BOHH Labs SingaHealth cyber attack shows the need for Secure-Data-as-a-Service solution

  • Security
  • 24.07.2018 09:51 am

The recent Singapore health data hack that compromised confidential data - including the details of Singapore’s Prime Minister, Lee Hsien Loong - should serve as a reminder to both individuals and organisations that any lapse in cyber defence renders an organisation seriously vulnerable. This is according to Simon Bain, CEO of BOHH Labs.

Reports suggest that hackers managed to gain access to Singapore’s largest healthcare institution, SingHealth, and access the personal profiles of 1.5 million patients. The incident reinforces the need for a proactive cyber security approach which finds a balance between business productivity and innovation. This needs to occur alongside everyday business operations to minimise the security of a company’s data and confidential information. In response, Bain argues that attacks like this will continue to occur, unless organisations find a way to minimise business risk and disruption while innovating secure digital products for their customers. 

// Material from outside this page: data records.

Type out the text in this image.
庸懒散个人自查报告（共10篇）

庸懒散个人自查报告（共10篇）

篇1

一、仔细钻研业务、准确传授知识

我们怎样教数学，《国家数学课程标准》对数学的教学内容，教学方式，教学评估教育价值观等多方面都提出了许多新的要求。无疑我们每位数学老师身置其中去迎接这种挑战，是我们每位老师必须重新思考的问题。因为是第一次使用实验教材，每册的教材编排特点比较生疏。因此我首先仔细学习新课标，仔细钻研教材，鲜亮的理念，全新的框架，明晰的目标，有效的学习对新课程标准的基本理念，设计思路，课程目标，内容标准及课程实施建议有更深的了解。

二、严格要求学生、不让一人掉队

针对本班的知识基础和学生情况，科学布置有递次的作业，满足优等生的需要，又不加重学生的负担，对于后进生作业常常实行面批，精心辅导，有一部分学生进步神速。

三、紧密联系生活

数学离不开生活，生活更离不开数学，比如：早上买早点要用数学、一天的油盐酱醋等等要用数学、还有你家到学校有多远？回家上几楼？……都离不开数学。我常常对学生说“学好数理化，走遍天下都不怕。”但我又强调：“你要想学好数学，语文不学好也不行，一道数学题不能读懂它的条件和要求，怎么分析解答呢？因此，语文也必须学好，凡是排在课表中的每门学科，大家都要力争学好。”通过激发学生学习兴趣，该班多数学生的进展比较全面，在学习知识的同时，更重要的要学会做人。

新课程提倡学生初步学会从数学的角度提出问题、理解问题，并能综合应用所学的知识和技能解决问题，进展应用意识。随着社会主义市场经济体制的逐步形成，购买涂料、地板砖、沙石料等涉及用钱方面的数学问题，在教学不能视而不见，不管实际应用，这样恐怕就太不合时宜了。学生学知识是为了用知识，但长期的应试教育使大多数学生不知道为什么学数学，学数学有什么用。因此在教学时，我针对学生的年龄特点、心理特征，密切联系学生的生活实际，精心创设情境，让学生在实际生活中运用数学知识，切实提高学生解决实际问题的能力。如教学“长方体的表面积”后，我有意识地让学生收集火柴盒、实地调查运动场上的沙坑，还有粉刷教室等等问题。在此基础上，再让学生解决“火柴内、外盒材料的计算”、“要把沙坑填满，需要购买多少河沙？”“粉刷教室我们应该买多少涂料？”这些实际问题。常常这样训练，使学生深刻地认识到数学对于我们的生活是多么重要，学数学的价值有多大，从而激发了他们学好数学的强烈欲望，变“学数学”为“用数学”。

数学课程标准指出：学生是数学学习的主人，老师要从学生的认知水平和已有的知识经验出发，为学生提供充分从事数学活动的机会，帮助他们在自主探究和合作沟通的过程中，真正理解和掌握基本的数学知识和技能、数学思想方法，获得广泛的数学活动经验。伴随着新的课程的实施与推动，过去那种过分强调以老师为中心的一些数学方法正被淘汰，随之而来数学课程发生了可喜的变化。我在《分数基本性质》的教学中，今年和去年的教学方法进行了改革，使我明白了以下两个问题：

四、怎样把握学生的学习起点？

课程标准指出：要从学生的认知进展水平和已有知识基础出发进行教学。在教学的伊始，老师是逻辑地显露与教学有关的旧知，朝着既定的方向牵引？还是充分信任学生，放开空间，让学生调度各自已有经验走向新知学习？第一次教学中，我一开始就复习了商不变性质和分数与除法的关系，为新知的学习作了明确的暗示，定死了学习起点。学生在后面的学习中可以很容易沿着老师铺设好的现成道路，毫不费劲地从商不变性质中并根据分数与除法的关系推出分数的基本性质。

Bain commented: “SingHealth is just the latest in a long line of companies to have fallen victim to a data breach, and this hack highlights how difficult it is for institutions to stay completely protected.  There is a massive market for stolen data, which has driven a huge initiative from security experts to focus on the safety of their clients' data – yet despite best efforts breaches are still regularly occurring.

“Yet another breach, let alone one on a government body, should tell us that something in our security approach is broken. Governments hold data sensitive in their databases, such as Protected Health Information (PHI), Personally Identifiable Information (PII), meaning they become viable attack targets. This is what happened to SingHealth. To mitigate this growing threat, there must be a new approach to data security.

Deploying a Secure-Data-as-a-Service (SDaaS) solution that acts as a layer between the user/application and the back-end data store, enables protection of all stored data, no matter where it is located. It does this by uniquely providing field level security, removing these fields from the source, storing the encrypted data and separately, without changing the underlying database structure or using a keystore to manage the encryption keys. By doing this organisations are removing not only the hacker threat to the data, but also the more prominent insider threat.

“We must focus our security efforts on the data itself, both at rest and in transport, this includes protecting it at foundation level. Given that a business will easily spend millions to protect access to data, it would only make sense to secure the data itself as it comes through and sits in your database. Many believe this happens with encryption, but there is a flaw - current database systems can encrypt stored data, but methodologies such as Data Masking, Homomorphic Encryption, TDE and others use keystores are leaving gaps in access. This means that anyone (human or machine) that has access to the system at any administration level generally also has access to the plain unencrypted data and leaves a come get me sign.

“By putting the security focus on the data itself, not just where it comes from, but where it is stored or being transacted to, it enables better protection for both external and internal threats that organisations desperately need to keep sensitive information protected.” Bain concluded.